I’m delighted to be taking part in the blog tour for The Dead Girls Club by Damien Angelica Walters today. This is a fantastic supernatural thriller that is perfect for those long, cold winter nights.
Red Lady, Red Lady, show us your face…
In 1991, Heather Cole and her friends were members of the Dead Girls Club. Obsessed with the macabre, the girls exchanged stories about serial killers and imaginary monsters, like the Red Lady, the spirit of a vengeful witch killed centuries before. Heather knew the stories were just that, until her best friend Becca began insisting the Red Lady was real – and she could prove it.
That belief got Becca killed.
It’s been nearly thirty years, but Heather has never told anyone what really happened that night – that Becca was right, and the Red Lady was real. She’s done her best to put that fateful summer, Becca, and the Red Lady, behind her. Until a familiar necklace arrives in the mail, a necklace Heather hasn’t seen since the night Becca died.

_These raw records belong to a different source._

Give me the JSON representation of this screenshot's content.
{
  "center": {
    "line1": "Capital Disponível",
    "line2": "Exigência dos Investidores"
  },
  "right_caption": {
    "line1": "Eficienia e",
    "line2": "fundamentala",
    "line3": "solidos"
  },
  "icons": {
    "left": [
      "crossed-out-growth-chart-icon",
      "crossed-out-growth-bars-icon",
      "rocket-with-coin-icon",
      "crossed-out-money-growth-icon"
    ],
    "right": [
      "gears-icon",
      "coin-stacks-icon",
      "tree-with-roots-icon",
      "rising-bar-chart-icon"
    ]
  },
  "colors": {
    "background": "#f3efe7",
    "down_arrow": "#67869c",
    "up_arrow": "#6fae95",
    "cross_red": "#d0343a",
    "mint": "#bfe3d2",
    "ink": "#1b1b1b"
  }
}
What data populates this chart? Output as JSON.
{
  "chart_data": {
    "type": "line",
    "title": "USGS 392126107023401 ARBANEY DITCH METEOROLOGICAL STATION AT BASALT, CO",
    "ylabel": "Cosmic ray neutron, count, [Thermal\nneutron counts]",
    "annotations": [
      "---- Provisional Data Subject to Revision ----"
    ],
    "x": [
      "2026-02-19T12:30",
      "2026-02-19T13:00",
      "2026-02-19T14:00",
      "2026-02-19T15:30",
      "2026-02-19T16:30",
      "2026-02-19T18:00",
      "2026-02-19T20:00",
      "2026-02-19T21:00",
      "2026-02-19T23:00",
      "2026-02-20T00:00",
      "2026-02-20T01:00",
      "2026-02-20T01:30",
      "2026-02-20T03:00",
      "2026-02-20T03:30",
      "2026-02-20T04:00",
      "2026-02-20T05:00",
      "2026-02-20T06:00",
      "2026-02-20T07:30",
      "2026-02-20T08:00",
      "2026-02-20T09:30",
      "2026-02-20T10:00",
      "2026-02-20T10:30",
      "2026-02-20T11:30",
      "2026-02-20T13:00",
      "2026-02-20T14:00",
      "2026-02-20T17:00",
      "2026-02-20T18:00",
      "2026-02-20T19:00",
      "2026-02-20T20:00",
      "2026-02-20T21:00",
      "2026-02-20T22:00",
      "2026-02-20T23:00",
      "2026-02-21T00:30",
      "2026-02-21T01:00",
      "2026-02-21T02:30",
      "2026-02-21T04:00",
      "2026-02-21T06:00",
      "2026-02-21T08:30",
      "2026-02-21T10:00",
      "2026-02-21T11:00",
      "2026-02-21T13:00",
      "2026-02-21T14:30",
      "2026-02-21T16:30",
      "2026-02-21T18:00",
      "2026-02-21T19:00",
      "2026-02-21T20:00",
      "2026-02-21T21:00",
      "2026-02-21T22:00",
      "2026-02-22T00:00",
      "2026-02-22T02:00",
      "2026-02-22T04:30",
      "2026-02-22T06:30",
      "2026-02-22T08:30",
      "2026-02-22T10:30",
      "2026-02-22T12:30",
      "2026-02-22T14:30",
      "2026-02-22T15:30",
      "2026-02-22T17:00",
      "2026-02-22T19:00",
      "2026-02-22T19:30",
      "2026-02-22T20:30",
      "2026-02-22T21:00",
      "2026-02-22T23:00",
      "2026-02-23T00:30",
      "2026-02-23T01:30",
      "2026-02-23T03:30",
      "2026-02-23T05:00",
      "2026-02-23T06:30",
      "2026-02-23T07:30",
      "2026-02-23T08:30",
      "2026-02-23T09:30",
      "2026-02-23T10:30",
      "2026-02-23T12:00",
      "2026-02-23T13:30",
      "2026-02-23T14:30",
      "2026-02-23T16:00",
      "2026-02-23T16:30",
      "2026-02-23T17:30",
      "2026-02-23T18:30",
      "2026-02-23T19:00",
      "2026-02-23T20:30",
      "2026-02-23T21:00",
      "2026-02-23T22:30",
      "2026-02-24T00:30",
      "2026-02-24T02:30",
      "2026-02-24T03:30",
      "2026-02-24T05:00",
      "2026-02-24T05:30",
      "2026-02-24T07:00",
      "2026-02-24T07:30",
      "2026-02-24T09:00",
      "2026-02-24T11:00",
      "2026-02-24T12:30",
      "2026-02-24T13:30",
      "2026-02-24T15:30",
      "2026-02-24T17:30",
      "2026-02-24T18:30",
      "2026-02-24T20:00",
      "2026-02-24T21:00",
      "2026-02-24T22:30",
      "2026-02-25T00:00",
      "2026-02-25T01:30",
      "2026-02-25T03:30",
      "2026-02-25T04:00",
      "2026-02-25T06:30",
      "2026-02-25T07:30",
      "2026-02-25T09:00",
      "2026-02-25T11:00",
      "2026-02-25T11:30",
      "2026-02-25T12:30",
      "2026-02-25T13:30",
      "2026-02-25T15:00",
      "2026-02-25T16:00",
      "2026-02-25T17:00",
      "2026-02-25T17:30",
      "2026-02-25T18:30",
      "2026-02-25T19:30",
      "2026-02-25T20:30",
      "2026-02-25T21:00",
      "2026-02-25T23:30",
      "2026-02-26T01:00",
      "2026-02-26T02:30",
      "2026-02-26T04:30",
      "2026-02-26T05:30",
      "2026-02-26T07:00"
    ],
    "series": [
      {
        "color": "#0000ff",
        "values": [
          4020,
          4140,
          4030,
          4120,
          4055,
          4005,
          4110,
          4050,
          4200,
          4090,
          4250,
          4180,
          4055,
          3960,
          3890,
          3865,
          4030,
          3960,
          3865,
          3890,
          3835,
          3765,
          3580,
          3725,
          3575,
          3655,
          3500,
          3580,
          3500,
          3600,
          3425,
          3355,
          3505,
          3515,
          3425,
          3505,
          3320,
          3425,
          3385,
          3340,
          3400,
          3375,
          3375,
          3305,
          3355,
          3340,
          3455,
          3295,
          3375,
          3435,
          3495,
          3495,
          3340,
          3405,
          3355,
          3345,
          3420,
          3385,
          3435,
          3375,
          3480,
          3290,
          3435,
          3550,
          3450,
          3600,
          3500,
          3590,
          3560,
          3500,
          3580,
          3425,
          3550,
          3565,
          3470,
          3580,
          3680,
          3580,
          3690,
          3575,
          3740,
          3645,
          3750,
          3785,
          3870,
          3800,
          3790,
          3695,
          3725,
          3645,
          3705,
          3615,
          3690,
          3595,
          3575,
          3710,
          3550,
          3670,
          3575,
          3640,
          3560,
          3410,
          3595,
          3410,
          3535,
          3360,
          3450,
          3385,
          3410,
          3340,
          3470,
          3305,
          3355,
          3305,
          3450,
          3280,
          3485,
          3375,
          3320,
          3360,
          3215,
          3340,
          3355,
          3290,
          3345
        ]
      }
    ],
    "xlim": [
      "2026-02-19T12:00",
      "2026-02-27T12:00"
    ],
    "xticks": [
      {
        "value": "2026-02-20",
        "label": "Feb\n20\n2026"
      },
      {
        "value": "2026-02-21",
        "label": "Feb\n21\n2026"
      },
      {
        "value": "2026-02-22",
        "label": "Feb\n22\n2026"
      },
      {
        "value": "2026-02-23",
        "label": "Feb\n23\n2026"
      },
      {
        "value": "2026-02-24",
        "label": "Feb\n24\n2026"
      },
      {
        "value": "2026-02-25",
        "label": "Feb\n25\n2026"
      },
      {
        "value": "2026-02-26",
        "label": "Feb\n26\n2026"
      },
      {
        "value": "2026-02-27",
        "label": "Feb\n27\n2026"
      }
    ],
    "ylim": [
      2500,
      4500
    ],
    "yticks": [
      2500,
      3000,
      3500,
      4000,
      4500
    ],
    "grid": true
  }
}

The night Heather killed her.
Now, someone else knows what she did… and they’re determined to make Heather pay.
The Dead Girls Club is told in alternating “then” and “now” chapters. The then chapters are set in 1991, and introduce the reader to four young girls – 12/13 years old – who have developed an interest in true crime, serial killers, and the supernatural. Heather, Becca, Gia, and Rachel form the Dead Girls Club on the basis that:
most of the time, it was men who killed and girls who got killed
I felt a little nostalgic reading The Dead Girls Club. I loved reading about the shenanigans of these young girls, and while I’m slightly younger and grew up on the other side of the pond, their childhood felt familiar to me. Walters has perfectly captured what it was to be a child in the early nineties, and the nature of friendship between young girls – the silliness, the seriousness, and the heartache when they inevitably fall out with each other. At that age, I was interested in the macabre – horror stories, the supernatural, and unexplained phenomena were a constant source of fascination, and it’s easy to see how they would get caught up in the story of the Red Lady.
Four girls with a penchant for the macabre.
These chapters gradually reveal how Becca – their ringleader – becomes increasingly obsessed with the story of the Red Lady, and how she insists on pursuing the story and the ritual to summon her. While it seems like a childish obsession at first, the reader slowly begins to understand Becca’s motivation, and why she continues despite the obvious reluctance of her friends, even when she and Heather fall out over it. Becca’s tale is not a happy one, and while her friends are too young to really understand what is going on, it’s all too apparent to the reader. The outcome of the then chapters is revealed early on in the novel (and indeed in the blurb), and while it might seem like something of a spoiler, the circumstances around these events aren’t clear – as ever, the how and why are only revealed as the novel progresses. The mystery of the Red Lady is drawn out brilliantly, and throughout I questioned whether this was a made-up story that got out of hand or if there was something more sinister at work.
The present-day storyline focusses on Heather who has grown up and moved on, losing contact with her childhood friends. It comes as a shock when she receives a necklace through the post – a necklace that she hasn’t seen since the night that Becca died. It’s clear that someone has questions about that night, and as Heather begins to receive more reminders of her past, she becomes increasingly paranoid. Who is tormenting her, and why now? Walters perfectly portrays a woman who is becoming increasingly unhinged as everyone around her comes under suspicion, affecting both her work and personal life. Heather goes to some extreme lengths to uncover her tormentor, and I wondered just how far she was prepared to go. I liked adult Heather, despite the question of what had happened when she was young, and I wanted to believe that she had misremembered those events. I felt a huge amount of sympathy for her as events began to escalate, despite her increasingly worrying behaviour.
The Dead Girls Club is a fantastic supernatural thriller. I loved the story of the Red Lady that Walters has created within the novel. The mystery of Heather’s tormentor is also brilliantly done, and the conclusion was unexpected yet deeply satisfying. Recommended for those who like their thrillers with a hint of the supernatural.
The Dead Girls Club is published by Crooked Lane Books, and will be released on 10 December 2019. Many thanks to Melissa Rechter and the publisher for the early review copy, and the opportunity to take part in the blog tour.